A radiology consultation begins with a request from a physician to consult a radiologist either for diagnostic or interventional purposes. If necessary, the physician himself will schedule an appointment with a radiologist.
In a diagnostic radiology consultation, the radiologist will be presented with all the information regarding the patient’s condition, particularly the symptoms being experienced. The radiologist will then recommend the most appropriate imaging scans in order to come up with an accurate diagnosis.
In an interventional radiology consultation, the physician and radiologist will discuss how imaging scans can be used to guide the surgeon during a medical procedure and what kind of scan will be most effective.
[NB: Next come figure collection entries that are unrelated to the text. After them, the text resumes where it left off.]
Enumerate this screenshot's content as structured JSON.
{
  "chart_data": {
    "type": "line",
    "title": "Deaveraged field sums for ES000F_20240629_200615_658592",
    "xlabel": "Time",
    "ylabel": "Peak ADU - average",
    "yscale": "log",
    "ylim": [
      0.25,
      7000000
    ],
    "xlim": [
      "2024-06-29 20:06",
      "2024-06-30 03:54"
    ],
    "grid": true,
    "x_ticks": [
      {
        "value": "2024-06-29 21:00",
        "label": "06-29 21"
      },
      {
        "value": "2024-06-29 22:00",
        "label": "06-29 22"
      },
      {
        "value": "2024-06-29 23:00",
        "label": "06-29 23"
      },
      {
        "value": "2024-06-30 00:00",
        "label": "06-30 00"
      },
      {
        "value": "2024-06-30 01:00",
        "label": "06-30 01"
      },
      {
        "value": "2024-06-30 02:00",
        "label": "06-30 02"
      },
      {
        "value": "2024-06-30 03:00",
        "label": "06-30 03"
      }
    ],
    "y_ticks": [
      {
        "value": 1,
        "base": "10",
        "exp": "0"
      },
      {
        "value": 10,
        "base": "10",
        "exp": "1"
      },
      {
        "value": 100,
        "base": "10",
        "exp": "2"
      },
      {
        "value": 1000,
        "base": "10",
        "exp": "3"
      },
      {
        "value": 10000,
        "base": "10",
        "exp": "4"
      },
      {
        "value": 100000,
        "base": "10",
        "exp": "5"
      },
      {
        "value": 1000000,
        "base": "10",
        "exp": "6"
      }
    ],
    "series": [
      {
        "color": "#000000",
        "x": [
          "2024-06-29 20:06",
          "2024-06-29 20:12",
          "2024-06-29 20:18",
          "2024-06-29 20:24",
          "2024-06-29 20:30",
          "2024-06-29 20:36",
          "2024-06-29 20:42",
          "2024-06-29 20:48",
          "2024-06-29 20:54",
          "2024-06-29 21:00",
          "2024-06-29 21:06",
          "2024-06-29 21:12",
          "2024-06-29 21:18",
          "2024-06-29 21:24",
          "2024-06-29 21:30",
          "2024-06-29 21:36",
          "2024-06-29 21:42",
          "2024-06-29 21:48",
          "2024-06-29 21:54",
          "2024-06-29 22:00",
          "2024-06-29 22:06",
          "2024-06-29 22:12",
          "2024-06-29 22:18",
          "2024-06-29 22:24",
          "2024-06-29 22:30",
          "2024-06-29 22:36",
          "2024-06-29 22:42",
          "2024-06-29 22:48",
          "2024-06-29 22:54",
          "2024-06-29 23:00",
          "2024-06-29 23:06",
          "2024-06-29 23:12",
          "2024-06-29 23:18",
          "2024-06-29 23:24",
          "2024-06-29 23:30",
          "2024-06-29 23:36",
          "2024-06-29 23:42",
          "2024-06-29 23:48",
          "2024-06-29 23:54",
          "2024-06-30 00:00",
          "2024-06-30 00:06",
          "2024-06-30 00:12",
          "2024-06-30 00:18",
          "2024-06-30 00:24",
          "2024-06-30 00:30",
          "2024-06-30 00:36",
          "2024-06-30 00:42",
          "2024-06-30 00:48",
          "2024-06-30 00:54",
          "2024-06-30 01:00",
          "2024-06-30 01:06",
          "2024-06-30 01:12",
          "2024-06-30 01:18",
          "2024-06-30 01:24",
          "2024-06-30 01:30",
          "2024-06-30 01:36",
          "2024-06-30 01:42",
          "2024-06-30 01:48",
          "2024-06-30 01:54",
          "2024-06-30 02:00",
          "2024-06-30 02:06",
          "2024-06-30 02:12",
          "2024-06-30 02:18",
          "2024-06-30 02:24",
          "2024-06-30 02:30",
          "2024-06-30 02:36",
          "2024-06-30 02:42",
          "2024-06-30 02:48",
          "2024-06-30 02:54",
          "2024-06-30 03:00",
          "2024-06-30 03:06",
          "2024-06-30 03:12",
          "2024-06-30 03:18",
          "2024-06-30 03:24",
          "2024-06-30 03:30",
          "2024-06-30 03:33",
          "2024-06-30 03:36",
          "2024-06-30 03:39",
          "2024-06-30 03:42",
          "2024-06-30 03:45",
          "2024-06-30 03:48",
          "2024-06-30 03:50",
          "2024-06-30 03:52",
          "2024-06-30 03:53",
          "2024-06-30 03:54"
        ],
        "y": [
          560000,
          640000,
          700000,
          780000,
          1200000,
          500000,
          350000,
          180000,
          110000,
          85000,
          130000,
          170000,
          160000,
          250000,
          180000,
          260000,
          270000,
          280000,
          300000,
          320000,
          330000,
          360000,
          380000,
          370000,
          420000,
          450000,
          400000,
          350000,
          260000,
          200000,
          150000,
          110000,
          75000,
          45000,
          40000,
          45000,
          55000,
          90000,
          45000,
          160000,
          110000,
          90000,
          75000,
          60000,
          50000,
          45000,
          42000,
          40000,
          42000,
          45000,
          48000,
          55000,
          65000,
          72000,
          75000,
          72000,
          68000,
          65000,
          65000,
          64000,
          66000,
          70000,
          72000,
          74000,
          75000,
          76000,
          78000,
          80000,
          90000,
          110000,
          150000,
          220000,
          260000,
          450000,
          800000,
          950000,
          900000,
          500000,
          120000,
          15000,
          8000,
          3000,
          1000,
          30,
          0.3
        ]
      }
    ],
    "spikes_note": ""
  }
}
Despite the significant contribution they make at various stages of a patient’s medical care process, radiologists cannot treat patients by themselves. Their contribution is always presided by the primary physician attending to the case. Still, they can do patient consultations without a physician present. These consultations are often requested by patients who wish to obtain a second opinion or a different professional perspective about their conditions.
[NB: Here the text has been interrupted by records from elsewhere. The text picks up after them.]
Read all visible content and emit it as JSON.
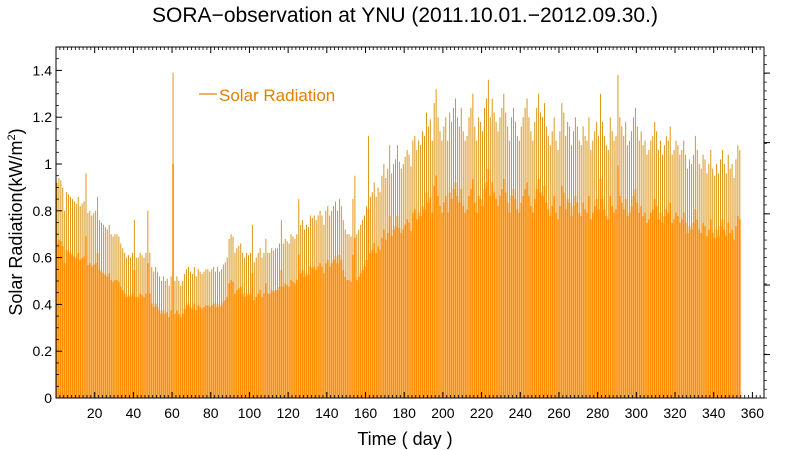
{
  "chart_data": {
    "type": "bar",
    "title": "SORA−observation at YNU (2011.10.01.−2012.09.30.)",
    "xlabel": "Time ( day )",
    "ylabel_main": "Solar Radiation(kW/m",
    "ylabel_sup": "2",
    "ylabel_close": ")",
    "xlim": [
      0,
      366
    ],
    "ylim": [
      0,
      1.5
    ],
    "x_ticks": [
      20,
      40,
      60,
      80,
      100,
      120,
      140,
      160,
      180,
      200,
      220,
      240,
      260,
      280,
      300,
      320,
      340,
      360
    ],
    "y_ticks": [
      0,
      0.2,
      0.4,
      0.6,
      0.8,
      1,
      1.2,
      1.4
    ],
    "y_tick_labels": [
      "0",
      "0.2",
      "0.4",
      "0.6",
      "0.8",
      "1",
      "1.2",
      "1.4"
    ],
    "grid": false,
    "legend_position": "top-left",
    "colors": {
      "fill": "#ff8c00",
      "line": "#d98a00"
    },
    "series": [
      {
        "name": "Solar Radiation",
        "daily_max": [
          0.92,
          0.94,
          0.93,
          0.9,
          0.8,
          0.88,
          0.87,
          0.86,
          0.85,
          0.84,
          0.83,
          0.86,
          0.82,
          0.83,
          0.84,
          0.96,
          0.79,
          0.8,
          0.78,
          0.79,
          0.8,
          0.86,
          0.76,
          0.75,
          0.74,
          0.73,
          0.72,
          0.74,
          0.7,
          0.69,
          0.7,
          0.7,
          0.69,
          0.66,
          0.64,
          0.62,
          0.6,
          0.61,
          0.6,
          0.62,
          0.76,
          0.6,
          0.6,
          0.62,
          0.61,
          0.6,
          0.62,
          0.8,
          0.62,
          0.56,
          0.54,
          0.56,
          0.54,
          0.52,
          0.5,
          0.52,
          0.5,
          0.51,
          0.48,
          0.52,
          1.39,
          0.5,
          0.52,
          0.5,
          0.48,
          0.5,
          0.53,
          0.55,
          0.56,
          0.54,
          0.53,
          0.56,
          0.52,
          0.55,
          0.54,
          0.53,
          0.54,
          0.55,
          0.55,
          0.54,
          0.55,
          0.56,
          0.54,
          0.56,
          0.54,
          0.55,
          0.57,
          0.58,
          0.6,
          0.68,
          0.7,
          0.69,
          0.62,
          0.64,
          0.65,
          0.66,
          0.62,
          0.6,
          0.62,
          0.61,
          0.62,
          0.74,
          0.58,
          0.6,
          0.62,
          0.64,
          0.6,
          0.62,
          0.68,
          0.62,
          0.62,
          0.64,
          0.63,
          0.64,
          0.64,
          0.66,
          0.76,
          0.66,
          0.68,
          0.67,
          0.66,
          0.7,
          0.69,
          0.68,
          0.7,
          0.85,
          0.74,
          0.76,
          0.72,
          0.74,
          0.73,
          0.78,
          0.77,
          0.78,
          0.76,
          0.78,
          0.8,
          0.78,
          0.74,
          0.8,
          0.82,
          0.78,
          0.8,
          0.82,
          0.84,
          0.8,
          0.85,
          0.82,
          0.76,
          0.72,
          0.7,
          0.7,
          0.69,
          0.85,
          0.95,
          0.7,
          0.72,
          0.74,
          0.76,
          0.78,
          0.82,
          1.12,
          0.86,
          0.88,
          0.92,
          0.86,
          0.9,
          0.88,
          0.95,
          1.0,
          0.94,
          0.98,
          1.08,
          0.96,
          1.0,
          1.02,
          1.08,
          1.01,
          0.98,
          1.0,
          1.03,
          1.06,
          1.04,
          0.99,
          1.1,
          1.12,
          1.06,
          1.1,
          1.08,
          1.14,
          1.12,
          1.22,
          1.16,
          1.19,
          1.1,
          1.26,
          1.32,
          1.2,
          1.14,
          1.1,
          1.16,
          1.2,
          1.1,
          1.22,
          1.18,
          1.24,
          1.28,
          1.2,
          1.16,
          1.24,
          1.14,
          1.1,
          1.12,
          1.2,
          1.24,
          1.3,
          1.16,
          1.1,
          1.2,
          1.18,
          1.14,
          1.24,
          1.28,
          1.36,
          1.2,
          1.28,
          1.22,
          1.18,
          1.14,
          1.2,
          1.24,
          1.3,
          1.22,
          1.16,
          1.1,
          1.2,
          1.24,
          1.18,
          1.12,
          1.1,
          1.16,
          1.2,
          1.24,
          1.28,
          1.2,
          1.14,
          1.1,
          1.18,
          1.24,
          1.3,
          1.22,
          1.2,
          1.26,
          1.16,
          1.12,
          1.08,
          1.14,
          1.2,
          1.1,
          1.06,
          1.14,
          1.26,
          1.22,
          1.12,
          1.18,
          1.16,
          1.08,
          1.14,
          1.2,
          1.16,
          1.1,
          1.08,
          1.16,
          1.12,
          1.1,
          1.2,
          1.06,
          1.1,
          1.14,
          1.18,
          1.12,
          1.3,
          1.18,
          1.12,
          1.08,
          1.06,
          1.2,
          1.14,
          1.1,
          1.12,
          1.38,
          1.2,
          1.16,
          1.12,
          1.18,
          1.08,
          1.1,
          1.14,
          1.2,
          1.24,
          1.16,
          1.1,
          1.14,
          1.08,
          1.1,
          1.04,
          1.06,
          1.1,
          1.12,
          1.18,
          1.14,
          1.06,
          1.1,
          1.04,
          1.08,
          1.12,
          1.1,
          1.16,
          1.04,
          1.06,
          1.1,
          1.08,
          1.04,
          1.06,
          1.1,
          1.04,
          0.98,
          1.02,
          1.0,
          1.04,
          1.12,
          1.06,
          1.0,
          0.98,
          1.04,
          1.02,
          0.96,
          1.0,
          1.06,
          0.98,
          0.95,
          1.0,
          0.96,
          1.02,
          1.06,
          1.0,
          0.96,
          1.04,
          0.98,
          1.0,
          0.94,
          1.02,
          1.08,
          1.06
        ]
      }
    ]
  }
}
Possible Risks and Complications
Since radiology consultations are only initial discussions wherein possible imaging scans are discussed and planned, there are no risks involved.
In fact, this type of consultation plays an important role in protecting patients from the various risks involved in radiology scans. While scans are helpful in diagnosing and treating diseases, patients and physicians still need to be aware of the risks involved in these tests, and only a radiologist can provide complete information about this.
The main risk involved in radiology scans has to do with the effects of radiation on the body, particularly its tendency to damage healthy nerve cells and small blood vessels, which can lead to other potential complications. The faster cells divide and reproduce, the more likely they are to suffer from the effects of radiation, even at low levels. This risk, however, can be avoided by controlling the amount of radiation used in the scans. Some of the risks or possible side effects include:
Hair loss – Commonly occurs due to exposure to 200 rems of radiation
Heart problems – More likely with intense exposure to 1,000 to 5,000 rems of radioactive material
Seizures – Occurs when brain cells are damaged by radiation, which is only likely when as much as 5,000 rems of radioactive material is used
Reduced blood lymphocyte cells – Occurs when 100 rems of radioactive material is used, which leads to increased susceptibility to infections, increased risk of lymphoma or leukemia, and flu-like symptoms that can persist for as long as 10 years
Infertility – Can occur with as low as 200 rems of radioactive material
Irritation of the gastrointestinal tract – Typically occurs when 200 rems of radioactive material is used; this can lead to:
- Bloody vomit
Other risks have to do with the:
- Correct method of performing the scans
- Accurate interpretation of scan results
Because of risks and possible complications, it is important that radiology consultations involve a discussion about how these risks can be avoided for the safety and protection of the patient.
Zemen EM, Schreiber EC, Tepper JE. Basics of radiation therapy. In: Niederhuber JE, Armitage JO, Doroshow JH, et al., eds. Abeloff's Clinical Oncology. 5th ed. Philadelphia, PA: Elsevier Churchill Livingstone; 2013:chap 27.